Landing with the Score: Riemannian Optimization through Denoising
Abstract
Under the \emph{data manifold hypothesis}, high-dimensional data concentrate near a low-dimensional manifold. We study Riemannian optimization when this manifold is only given implicitly through the data distribution, and standard geometric operations are unavailable. This formulation captures a broad class of data-driven design problems that are central to modern generative AI. Our key idea is a \emph{link function} that ties the data distribution to the geometric quantities needed for optimization: its gradient and Hessian recover the projection onto the manifold and its tangent space in the small-noise regime.
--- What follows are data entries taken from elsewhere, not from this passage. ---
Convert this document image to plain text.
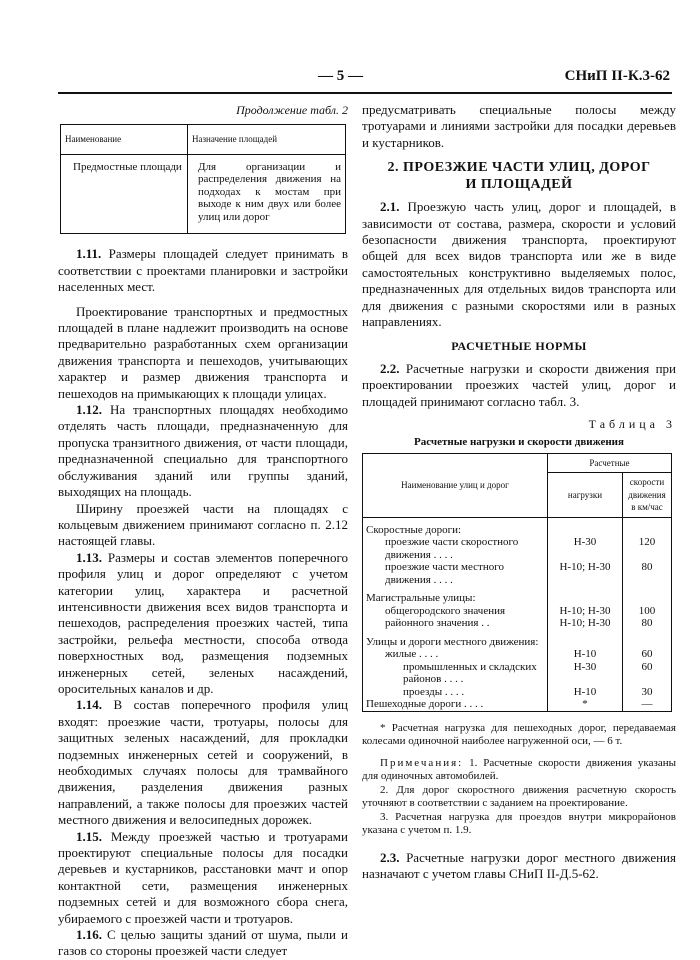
— 5 —	СНиП II-К.3-62
Продолжение табл. 2
Наименование	Назначение площадей
Предмостные площади	Для организации и распределения движения на подходах к мостам при выходе к ним двух или более улиц или дорог

1.11. Размеры площадей следует принимать в соответствии с проектами планировки и застройки населенных мест.

Проектирование транспортных и предмостных площадей в плане надлежит производить на основе предварительно разработанных схем организации движения транспорта и пешеходов, учитывающих характер и размер движения транспорта и пешеходов на примыкающих к площади улицах.

1.12. На транспортных площадях необходимо отделять часть площади, предназначенную для пропуска транзитного движения, от части площади, предназначенной специально для транспортного обслуживания зданий или группы зданий, выходящих на площадь.

Ширину проезжей части на площадях с кольцевым движением принимают согласно п. 2.12 настоящей главы.

1.13. Размеры и состав элементов поперечного профиля улиц и дорог определяют с учетом категории улиц, характера и расчетной интенсивности движения всех видов транспорта и пешеходов, распределения проезжих частей, типа застройки, рельефа местности, способа отвода поверхностных вод, размещения подземных инженерных сетей, зеленых насаждений, оросительных каналов и др.

1.14. В состав поперечного профиля улиц входят: проезжие части, тротуары, полосы для защитных зеленых насаждений, для прокладки подземных инженерных сетей и сооружений, в необходимых случаях полосы для трамвайного движения, разделения движения разных направлений, а также полосы для проезжих частей местного движения и велосипедных дорожек.

1.15. Между проезжей частью и тротуарами проектируют специальные полосы для посадки деревьев и кустарников, расстановки мачт и опор контактной сети, размещения инженерных подземных сетей и для возможного сбора снега, убираемого с проезжей части и тротуаров.

1.16. С целью защиты зданий от шума, пыли и газов со стороны проезжей части следует

предусматривать специальные полосы между тротуарами и линиями застройки для посадки деревьев и кустарников.

2. ПРОЕЗЖИЕ ЧАСТИ УЛИЦ, ДОРОГ
И ПЛОЩАДЕЙ

2.1. Проезжую часть улиц, дорог и площадей, в зависимости от состава, размера, скорости и условий безопасности движения транспорта, проектируют общей для всех видов транспорта или же в виде самостоятельных конструктивно выделяемых полос, предназначенных для отдельных видов транспорта или для движения с разными скоростями или в разных направлениях.

РАСЧЕТНЫЕ НОРМЫ

2.2. Расчетные нагрузки и скорости движения при проектировании проезжих частей улиц, дорог и площадей принимают согласно табл. 3.

Таблица 3
Расчетные нагрузки и скорости движения
Наименование улиц и дорог	Расчетные	
	нагрузки	скорости движения в км/час
Скоростные дороги:		
проезжие части скоростного движения . . . .	Н-30	120
проезжие части местного движения . . . .	Н-10; Н-30	80
Магистральные улицы:		
общегородского значения	Н-10; Н-30	100
районного значения . .	Н-10; Н-30	80
Улицы и дороги местного движения:		
жилые . . . .	Н-10	60
промышленных и складских районов . . . .	Н-30	60
проезды . . . .	Н-10	30
Пешеходные дороги . . . .	*	—

* Расчетная нагрузка для пешеходных дорог, передаваемая колесами одиночной наиболее нагруженной оси, — 6 т.

Примечания: 1. Расчетные скорости движения указаны для одиночных автомобилей.

2. Для дорог скоростного движения расчетную скорость уточняют в соответствии с заданием на проектирование.

3. Расчетная нагрузка для проездов внутри микрорайонов указана с учетом п. 1.9.

2.3. Расчетные нагрузки дорог местного движения назначают с учетом главы СНиП II-Д.5-62.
This construction is directly connected to the score function in diffusion models, allowing us to leverage well-studied parameterizations, efficient training procedures, and even pretrained score networks from the diffusion model literature to perform optimization. On top of this foundation, we develop two {efficient} inference-time algorithms for optimization over data manifolds: \emph{Denoising Landing Flow} (DLF) and \emph{Denoising Riemannian Gradient Descent} (DRGD). We provide theoretical guarantees for approximate feasibility (manifold adherence) and optimality (small Riemannian gradient norm). We demonstrate the effectiveness of our approach on finite-horizon reference tracking tasks in data-driven control, illustrating their potential for practical generative and design applications.